For each request, "last_url_index" will store the most recently index of the
requested url from the "url_list" to insure the position is noted and returned.
Why returning last_url_index? It is because we want to have the index of url
from the url_list when you reached the limit. The last_url_index will be stored
in the checkpoint file for insurance purpose.

For each request, "check_request_limit()" is also called with API request's
reponse passed into as the argument. If limit reached, it will return false,
"reach_limit" variable will be set to True and the request will be stopped.

At the end of the function call, it will return the list of formatted outputs,
a variable called "last_url_index", which is usually equal to 11 since all the
urls from the "url_list" are used to request data from Facebook. However, it
can also be any number from 0-11 since your request limit might reach before
you can finish making all the request with the "url_list". And then, it will
return the boolean indicator to see if you have reached the limit.

# get checking point after terminating request
def starting_points(checkpoint_fname):

Input: a file name for your request checkpoint file
Output:

  1. category_start: request start position for the category list
  2. country_start: request start position for the country list
  3. url_stary: request start position for the url list

This function should be called before calling "build_params" and "build_urls"
since it reads the checkpoint file you provided to start the right place after
your previous request since rate limit reached. If you have not made any request
(first time making request), the category_start, country_start, and url_start will
be set to 0 to indicate you are starting at the begining of all the requests.
At the end, the starting indexes of category, country, and url will be returned.
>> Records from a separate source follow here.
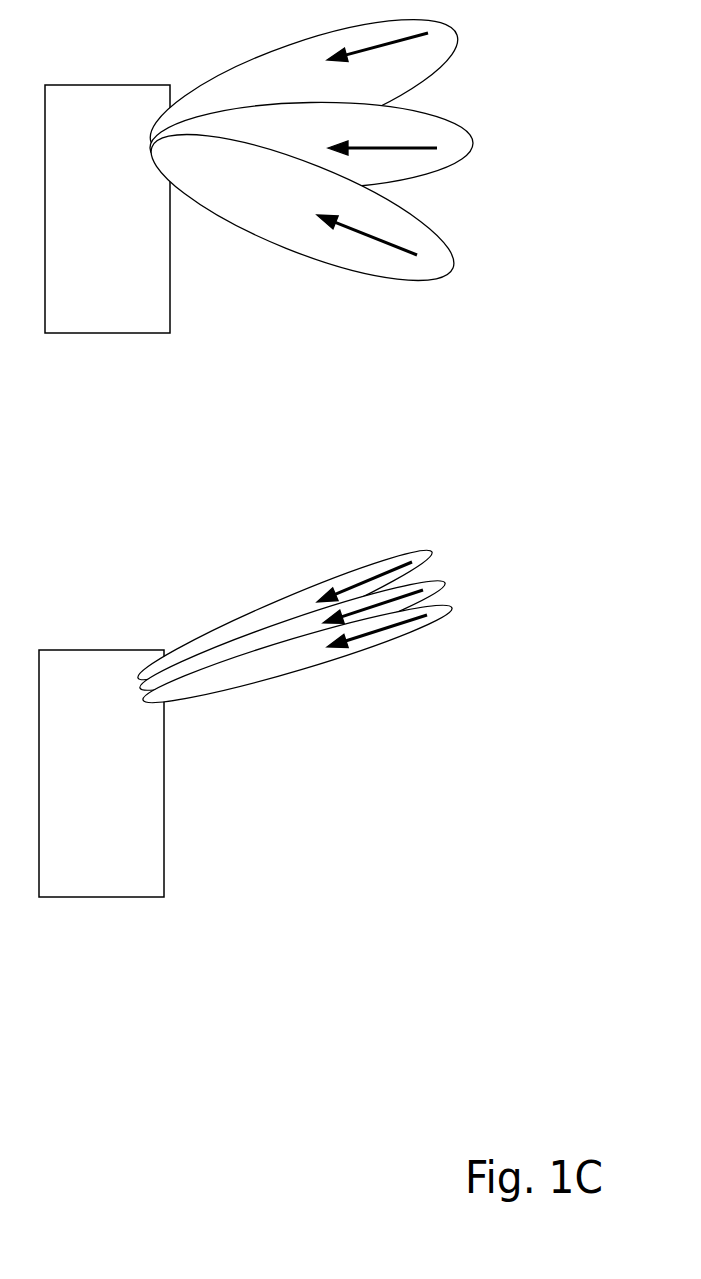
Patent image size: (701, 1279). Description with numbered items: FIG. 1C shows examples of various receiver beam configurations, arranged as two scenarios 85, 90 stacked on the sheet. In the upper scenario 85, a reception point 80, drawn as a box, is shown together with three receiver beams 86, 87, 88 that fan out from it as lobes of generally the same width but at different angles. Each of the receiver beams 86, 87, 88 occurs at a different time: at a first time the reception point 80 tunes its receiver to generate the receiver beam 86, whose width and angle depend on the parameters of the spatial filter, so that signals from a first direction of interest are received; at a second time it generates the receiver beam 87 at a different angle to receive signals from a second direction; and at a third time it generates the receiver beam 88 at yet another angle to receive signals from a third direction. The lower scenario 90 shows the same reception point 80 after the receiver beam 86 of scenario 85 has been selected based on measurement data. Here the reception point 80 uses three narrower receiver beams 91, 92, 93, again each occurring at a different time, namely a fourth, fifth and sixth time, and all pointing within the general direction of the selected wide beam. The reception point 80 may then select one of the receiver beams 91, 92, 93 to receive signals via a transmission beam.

The reception point 80 is at (104, 491).
The scenario 85 is at (292, 217).
The receiver beam 86 is at (458, 37).
The receiver beam 87 is at (473, 143).
The receiver beam 88 is at (453, 267).
The scenario 90 is at (275, 766).
The receiver beam 91 is at (432, 552).
The receiver beam 92 is at (445, 583).
The receiver beam 93 is at (452, 608).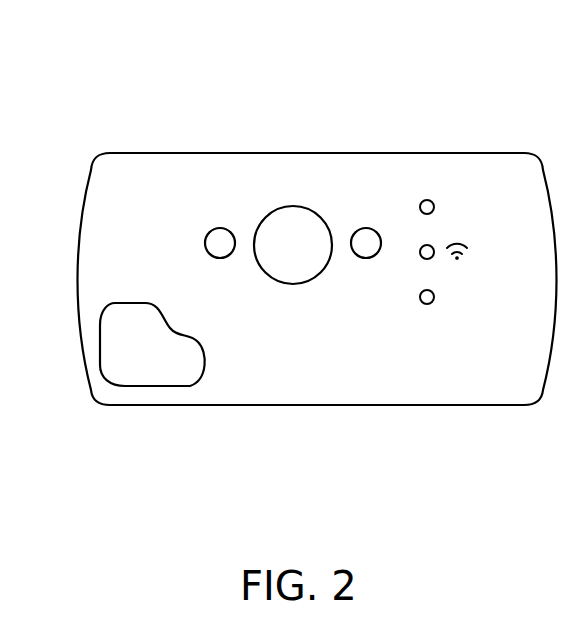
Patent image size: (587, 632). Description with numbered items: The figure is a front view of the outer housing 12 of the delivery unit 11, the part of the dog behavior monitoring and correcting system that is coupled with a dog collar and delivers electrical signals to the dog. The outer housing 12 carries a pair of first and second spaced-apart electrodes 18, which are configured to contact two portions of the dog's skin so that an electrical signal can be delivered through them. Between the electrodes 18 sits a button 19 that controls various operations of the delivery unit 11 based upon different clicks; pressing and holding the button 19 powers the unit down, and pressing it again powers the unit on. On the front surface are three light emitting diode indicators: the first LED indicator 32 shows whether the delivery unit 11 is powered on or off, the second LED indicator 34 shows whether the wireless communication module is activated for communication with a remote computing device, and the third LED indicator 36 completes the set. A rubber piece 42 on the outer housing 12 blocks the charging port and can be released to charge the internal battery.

The delivery unit 11 is at (100, 150).
The outer housing 12 is at (147, 170).
The first and second electrodes 18 is at (220, 228).
The button 19 is at (290, 233).
The first LED indicator 32 is at (428, 200).
The second LED indicator 34 is at (420, 253).
The third LED indicator 36 is at (427, 304).
The rubber piece 42 is at (117, 350).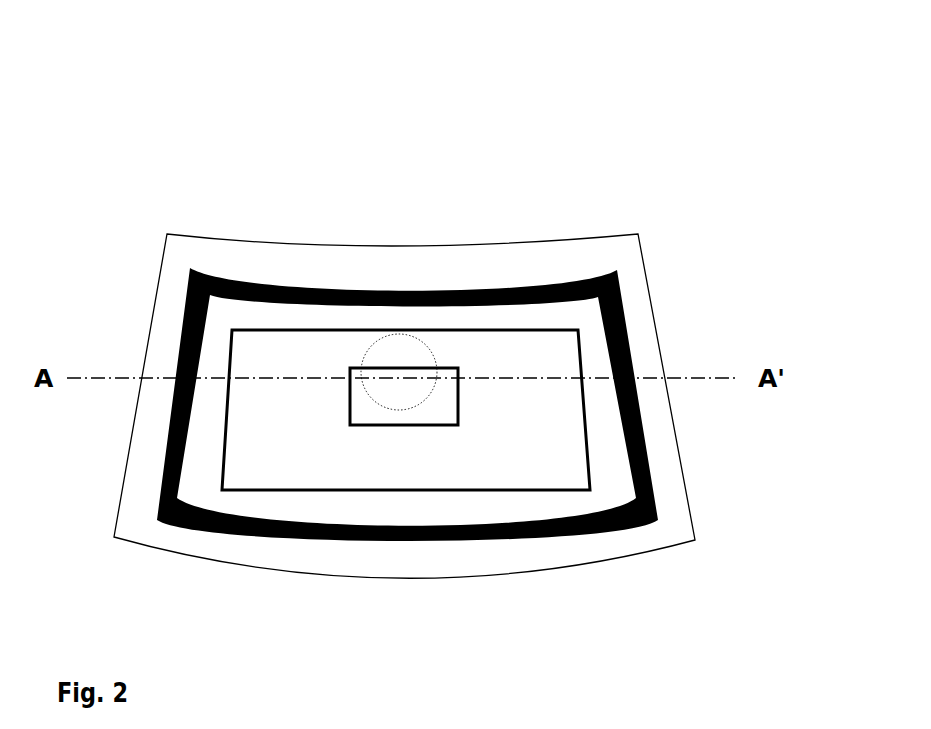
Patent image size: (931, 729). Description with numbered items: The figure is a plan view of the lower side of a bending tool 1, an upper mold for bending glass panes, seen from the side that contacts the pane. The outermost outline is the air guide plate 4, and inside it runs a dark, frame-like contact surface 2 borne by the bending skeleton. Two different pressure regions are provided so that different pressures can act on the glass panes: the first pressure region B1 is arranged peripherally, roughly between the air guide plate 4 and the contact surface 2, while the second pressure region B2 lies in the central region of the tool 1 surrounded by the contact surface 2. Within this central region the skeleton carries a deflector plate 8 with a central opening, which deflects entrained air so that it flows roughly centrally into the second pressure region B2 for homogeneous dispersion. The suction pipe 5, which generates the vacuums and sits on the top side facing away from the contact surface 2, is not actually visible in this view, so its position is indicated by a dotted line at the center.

The bending tool 1 is at (697, 145).
The contact surface 2 is at (403, 292).
The air guide plate 4 is at (367, 245).
The suction pipe 5 is at (410, 347).
The deflector plate 8 is at (490, 490).
The first pressure region B1 is at (477, 270).
The second pressure region B2 is at (388, 512).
# write api response to file
def write_reseponse(filename, api_responses):

Input: filename for output, your api responses from api request
Output: (appending new responses to the output file)

After you made requests, this function will be used to store your "api_responses"
to a file designated with the argument called "filename". If the output file
you specified doesn't exist, you will first create that file and write the header
for the data you are about to write to. If the output file already exists, it
will write in append mode to append data to it. And then, it will write request
results from the "api_responses" line by line to the output file.